17、
案の定、料理はなかなか出てこず、私は黒ずくめのマスクやろうと対面しながらこれからの打ち合わせを受けていた。
ようはチケットを貰えばいいらしい。
持ってなかったら入れるな。
途中退室の場合はチケットを返せ。
だそうな。難しくはないが、なにせ始めてなので少し緊張している。
「まぁ、他にシンゾウがいるから、わからないことがあるならそいつに聞いてくれ」
シンゾウ?
だれ?
と、聞こうと思ったけど既にそんな雰囲気じゃなくなってきた。
「? ばれた?」
どういうこと?
辺りを見回すとすぐに料理が出てきた。
私はゆっくりパフェを食べながら、確かに明らかにこの席に視線が集まっているのが気になり始めた。
「急いで食え。さっさと逃げっから」
それは食い逃げですか?
っとジョークは置いといて、身の危険さえ感じてきたから黙って従った。
美味しい。
美味しいけど、頭がいたい。
かき氷か。
あぁ、
なんでこんなことしてるの。
「ごちそうさま……」
お互いほぼ同時に食べ終わり直ぐに席をたった。
すると辺りがざわめき出す。
美晴がバックから黒い長財布を出して、レジにレシートを出した。
そして、同時に2千円だす。
「ごめん。
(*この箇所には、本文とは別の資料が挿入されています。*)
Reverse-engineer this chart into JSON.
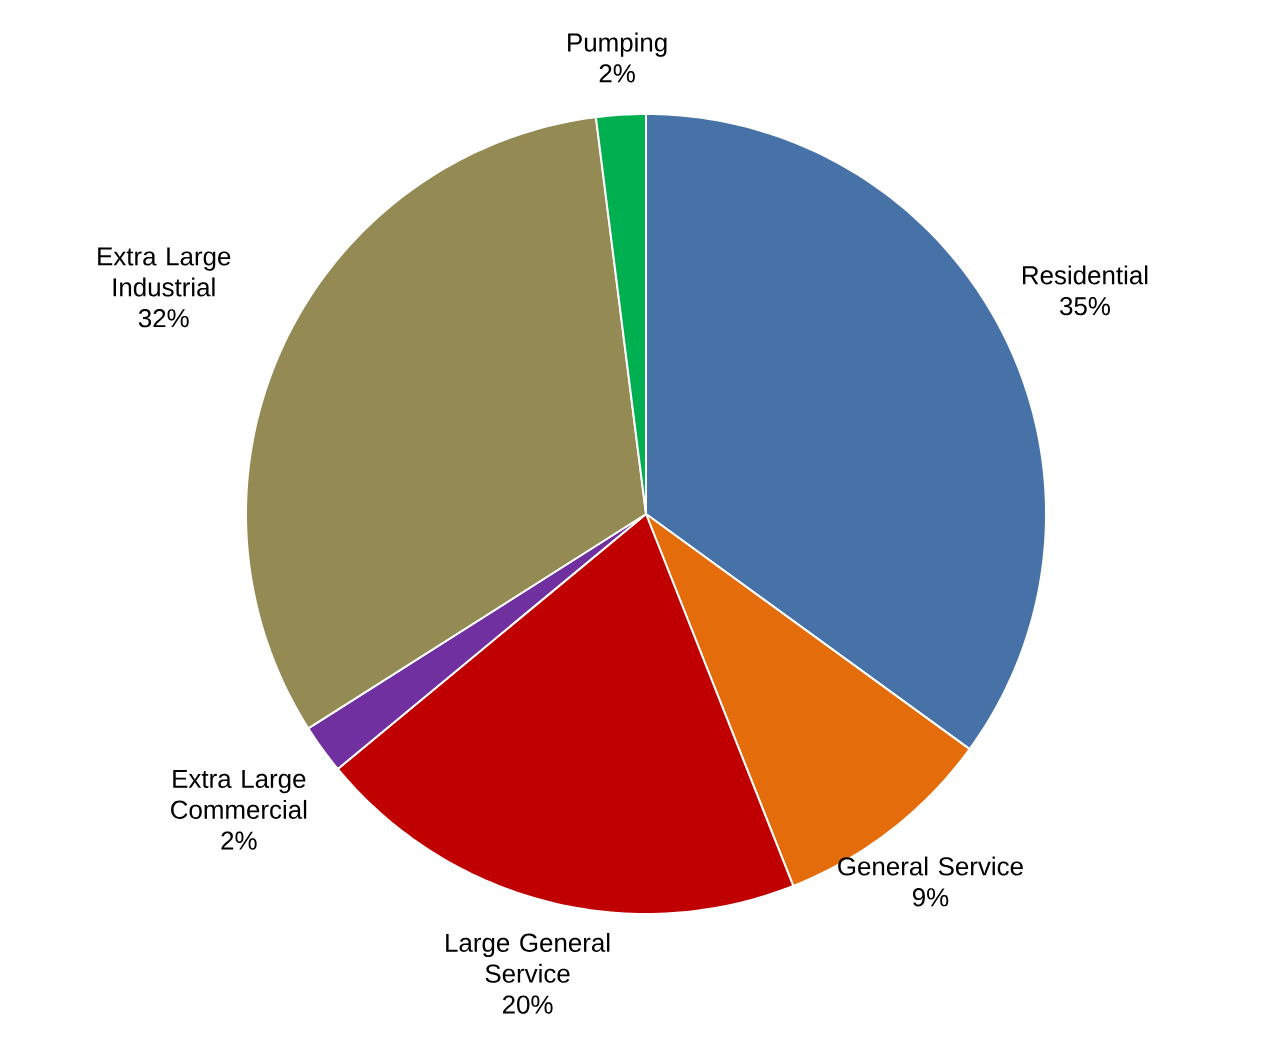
{
  "chart_data": {
    "type": "pie",
    "categories": [
      "Residential",
      "General Service",
      "Large General Service",
      "Extra Large Commercial",
      "Extra Large Industrial",
      "Pumping"
    ],
    "values": [
      35,
      9,
      20,
      2,
      32,
      2
    ],
    "value_labels": [
      "35%",
      "9%",
      "20%",
      "2%",
      "32%",
      "2%"
    ],
    "colors": [
      "#4672a8",
      "#e46c0a",
      "#c00000",
      "#7030a0",
      "#948a54",
      "#00b050"
    ]
  }
}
お釣りはチップにしといて」
そういうと、美晴は私の手を取って、
え!
ちょちょちょ!
ダッシュ。
その瞬間に後ろから黄色い声援が響いた。
まって、
まって、と。
私は手を引かれるがまま走る。
美晴って、こんなに足早いんだ。
切る風にマフラーが今にも飛ばされそうだったが、すぐ近くの地下室に入り手は離された。
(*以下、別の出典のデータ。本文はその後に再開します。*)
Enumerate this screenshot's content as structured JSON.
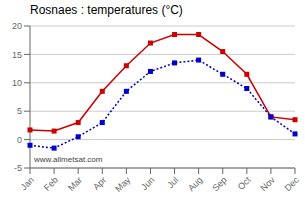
{
  "chart_data": {
    "type": "line",
    "title": "Rosnaes : temperatures (°C)",
    "categories": [
      "Jan",
      "Feb",
      "Mar",
      "Apr",
      "May",
      "Jun",
      "Jul",
      "Aug",
      "Sep",
      "Oct",
      "Nov",
      "Dec"
    ],
    "series": [
      {
        "color": "#cc0000",
        "values": [
          1.7,
          1.5,
          3.0,
          8.5,
          13.0,
          17.0,
          18.5,
          18.5,
          15.5,
          11.5,
          4.0,
          3.5
        ],
        "marker": "square",
        "line_style": "solid"
      },
      {
        "color": "#0000cc",
        "values": [
          -1.0,
          -1.5,
          0.5,
          3.0,
          8.5,
          12.0,
          13.5,
          14.0,
          11.5,
          9.0,
          4.0,
          1.0
        ],
        "marker": "square",
        "line_style": "dotted"
      }
    ],
    "ylim": [
      -5,
      20
    ],
    "yticks": [
      -5,
      0,
      5,
      10,
      15,
      20
    ],
    "grid": "y",
    "annotations": [
      "www.allmetsat.com"
    ]
  }
}
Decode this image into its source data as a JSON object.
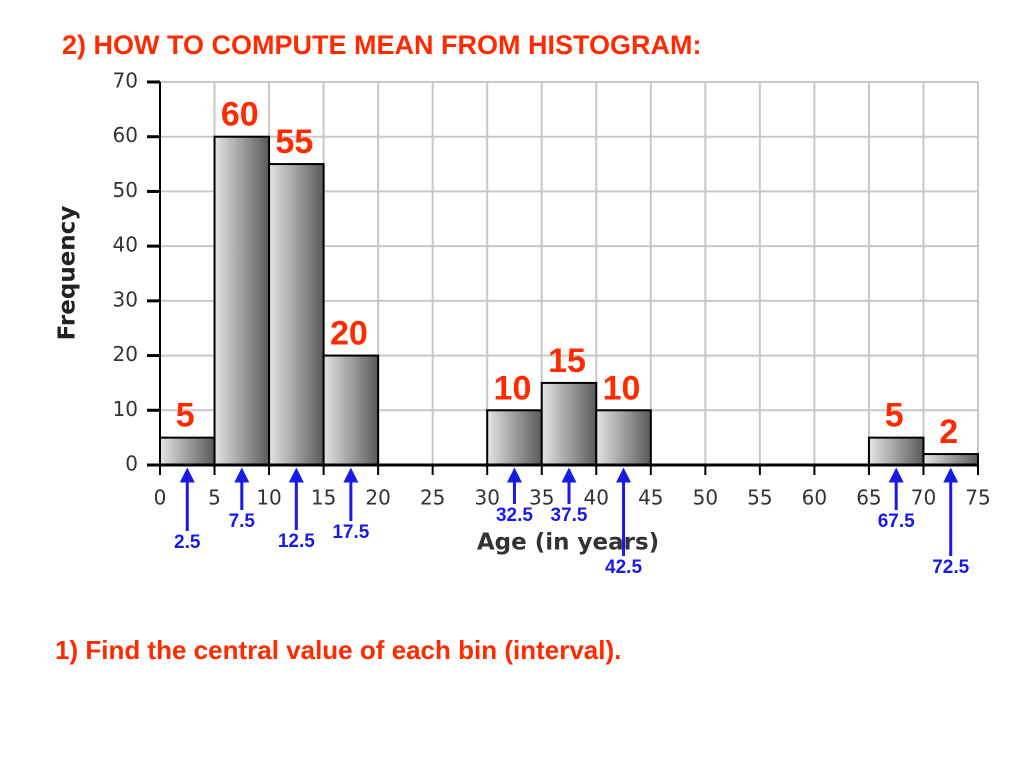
{
  "chart_data": {
    "type": "histogram",
    "title": "2)  HOW TO COMPUTE MEAN FROM HISTOGRAM:",
    "note": "1) Find the central value of each bin (interval).",
    "xlabel": "Age (in years)",
    "ylabel": "Frequency",
    "bins": [
      0,
      5,
      10,
      15,
      20,
      25,
      30,
      35,
      40,
      45,
      50,
      55,
      60,
      65,
      70,
      75
    ],
    "values": [
      5,
      60,
      55,
      20,
      0,
      0,
      10,
      15,
      10,
      0,
      0,
      0,
      0,
      5,
      2
    ],
    "midpoints": [
      2.5,
      7.5,
      12.5,
      17.5,
      32.5,
      37.5,
      42.5,
      67.5,
      72.5
    ],
    "xlim": [
      0,
      75
    ],
    "xticks": [
      0,
      5,
      10,
      15,
      20,
      25,
      30,
      35,
      40,
      45,
      50,
      55,
      60,
      65,
      70,
      75
    ],
    "ylim": [
      0,
      70
    ],
    "yticks": [
      0,
      10,
      20,
      30,
      40,
      50,
      60,
      70
    ],
    "grid": true
  }
}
「あぁ、はぁ、わりぃ。まさかバレるとは思わなかったからさ」
なんだろう?
「そんな……有名……なの?」
彼は息を整えてからこう言った。
「アレスって言えばわかるか?」
ーーーーアレス。
知らないわけがない。
ダンドリオンの生みの親と言われている作曲家。
自身も1度真っ赤な髪でダンドリオンと共にギターを奏でたことがある。
「嘘でしょ?」
私はその人の顔を知らない。
だからなのか。
信じてしまった。
「……時雨がなんと言おうと、オレはアレスだ」
「髪……」
「ウィッグだよ」
「そうか……」
そんなこんなしていたら遠くから声が飛んできた。
「よー!! 柘植! 元気かー!」
私はその人を見るなりテンションが上がる。
「まさかのカジくん!?」
「あぁ、カジだ」
「やっほー。これはこれはお始めてですね。ダンドリオンのカジです。受付の方でいいのかな?」
「あぁ、受付だ」
美晴のこのレパートリーのない返しは如何せん鼻につく。
「ってか、新曲は?」
「まだできてないが」
「ちぇ、なんだ。珍しく仕事遅いねぇ」
「すまんな」
なんか変だ。
作曲依頼したのはわかった。なんとなく。
確か、めんどくさいとか言いながら戻ってきたのは一昨日くらいではなかっただろうか?
「じゃ、今からリハだから柘植は音響よろしく」
「いつもどおりか?」
「いや、今日はちょっと空高いから調整してくんないかな?」
暗闇の先に進んでいく2人を追いかけて中に入っていく。
そして私も含めてそのリハーサルに参加(見るだけなのだが)することになった。